A Roma, infatti, il Campidoglio continua a far versare il corpo della polizia municipale in condizioni tali che non consentirebbero a qualsiasi altra struttura denominata «polizia» di operare. Invece i vigili urbani di Roma continuano a fare il loro dovere in mezzo a mille difficoltà, trovandosi il più delle volte tra l'incudine e il martello. L'incudine dell'assenza di strumenti atti ad assicurare la salvaguardia della loro incolumità – tra cui un armamento adeguato – e il martello di una microcriminalità come ad esempio quella che gestisce il giro della prostituzione minorile oppure la spartizione degli incroci o delle aree del centro storico per l'attività di lavavetri, accattonaggio o commercio di merce contraffatta, sempre più aggressiva e sempre più spavalda perché sa perfettamente che non ha nulla da temere da parte dei vigili disarmati. In altre realtà, invece, sono proprio gli stessi sindaci che vorrebbero poteri di polizia per poi utilizzare i vigili come fossero Carabinieri.

Leggiamo sui quotidiani che molti non vogliono che i vigili urbani diventino un'altra forza di polizia!!! Ma allora cosa debbono essere i vigili?

Essi, di fatto, comunque, sono già una polizia.
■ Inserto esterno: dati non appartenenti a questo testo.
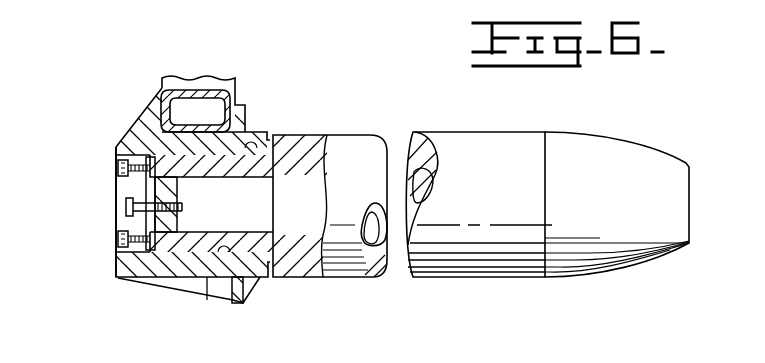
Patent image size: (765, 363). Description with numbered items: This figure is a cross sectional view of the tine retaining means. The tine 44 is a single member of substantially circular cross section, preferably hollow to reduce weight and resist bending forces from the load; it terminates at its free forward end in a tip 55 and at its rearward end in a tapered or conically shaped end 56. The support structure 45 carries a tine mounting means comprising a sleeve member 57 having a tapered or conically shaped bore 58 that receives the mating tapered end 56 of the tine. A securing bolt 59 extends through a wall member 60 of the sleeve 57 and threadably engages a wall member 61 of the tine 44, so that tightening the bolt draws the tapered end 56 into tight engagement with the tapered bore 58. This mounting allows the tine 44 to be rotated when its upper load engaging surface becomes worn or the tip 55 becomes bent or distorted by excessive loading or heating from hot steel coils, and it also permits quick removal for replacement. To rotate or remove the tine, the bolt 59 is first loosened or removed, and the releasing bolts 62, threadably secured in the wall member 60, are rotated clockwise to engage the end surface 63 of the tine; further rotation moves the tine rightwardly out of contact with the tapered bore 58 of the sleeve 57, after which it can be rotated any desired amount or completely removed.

The tine 44 is at (502, 201).
The support structure 45 is at (200, 82).
The tip 55 is at (623, 201).
The tapered end 56 is at (242, 141).
The sleeve member 57 is at (140, 142).
The tapered bore 58 is at (224, 256).
The bolt 59 is at (128, 205).
The wall member 60 is at (140, 187).
The wall member 61 is at (170, 192).
The releasing bolts 62 is at (118, 175).
The end surface 63 is at (143, 248).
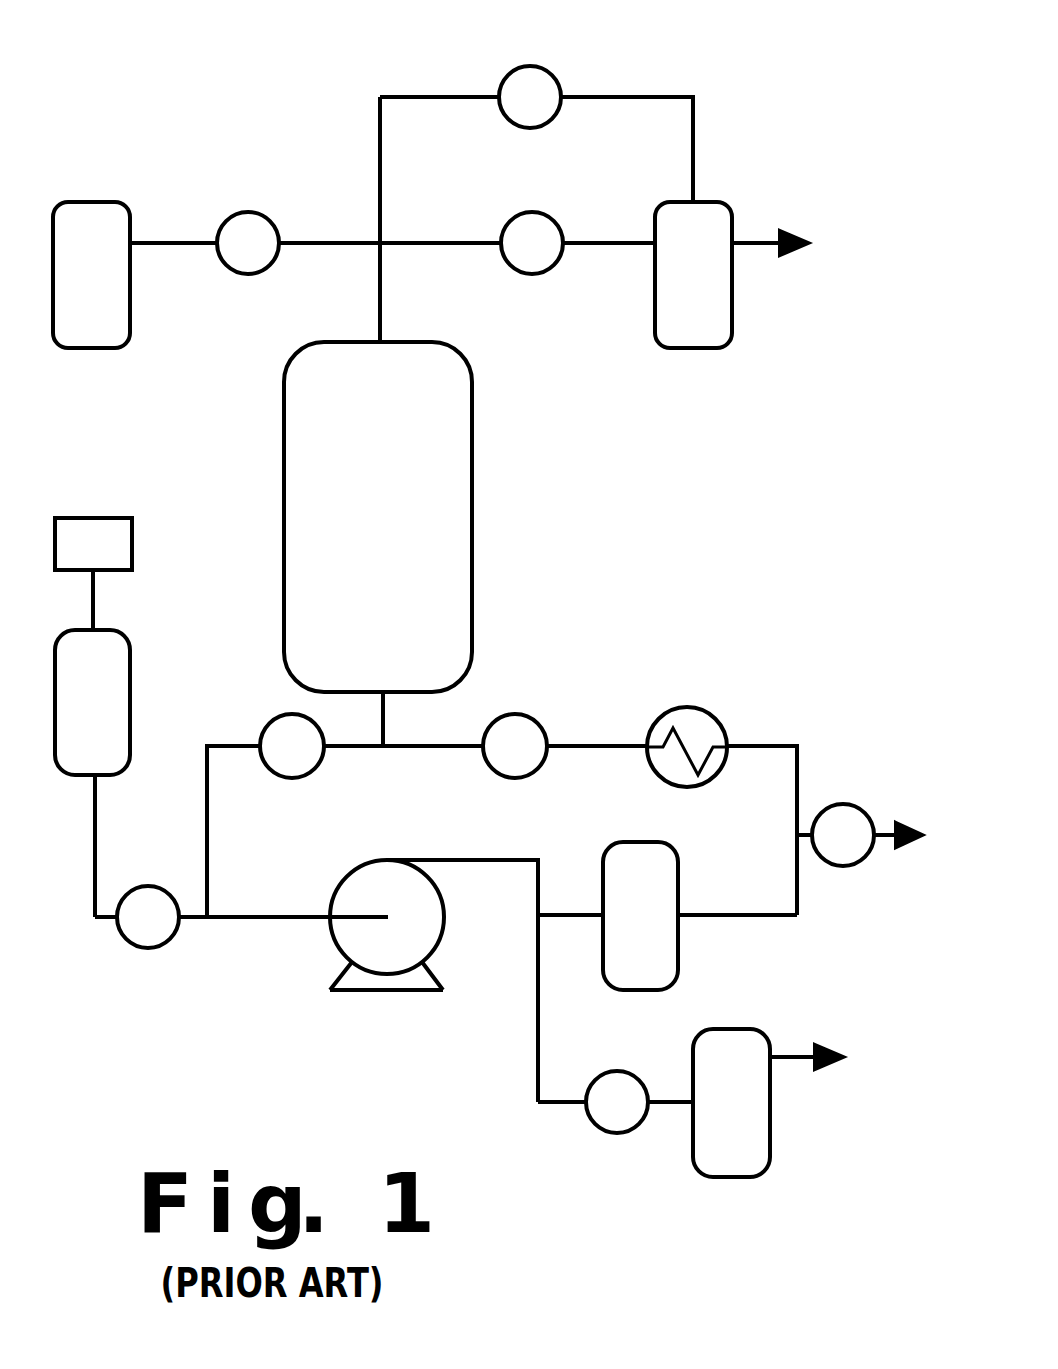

Esiste infatti una legge del 1986 che titola «Legge quadro sulla polizia municipale»; vero è che ha oltre 20 anni ma è altrettanto vero che non è stata mai completamente applicata dai comuni.

È altrettanto vero che in tutti questi anni le organizzazioni sindacali di categoria come la nostra hanno sempre evidenziato le incongruenze che riguardano l'attuale assetto normativo dei vigili, che pur dovendo operare come forze di polizia hanno un contratto di diritto privato al pari degli altri impiegati dei comuni, che non hanno strumenti per tutelare la loro incolumità; che non hanno i riconoscimenti previdenziali e assistenziali come gli altri poliziotti dello stato; che non possono andare armati per difendersi dai delinquenti (basti pensare che le guardie giurate, che non hanno compiti di polizia, possono portare l'arma su tutto il territorio nazionale); che operano in ogni campo con scarsità di personale e di mezzi; che non possono accedere alla banca dati nazionale per il controllo delle persone e, quindi, corrono il rischio di fare un verbale per semaforo rosso a un pluripregiudicato ricercato dalle polizie di tutto il mondo e poi salutarlo cordialmente augurandogli buon viaggio.

Prima quindi di parlare di «tolleranza zero» contro i lavavetri o ambulanti abusivi, vorremmo che i sindaci si preoccupassero di chiarire il ruolo dei vigili e della regolamentazione del loro impiego.

Chiediamo allora al ministro dell'interno e a tutte le istituzioni. Cosa debbono essere i «vigili urbani»?

Se dobbiamo essere forza di polizia ci vengano riconosciuti i diritti conseguenti e ci vengano forniti i mezzi adeguati, altrimenti, se poliziotti non dobbiamo essere ce lo dicano chiaramente così andremo ad infoltire le fila degli impiegati comunali poiché anche loro lamentano carenza di organici.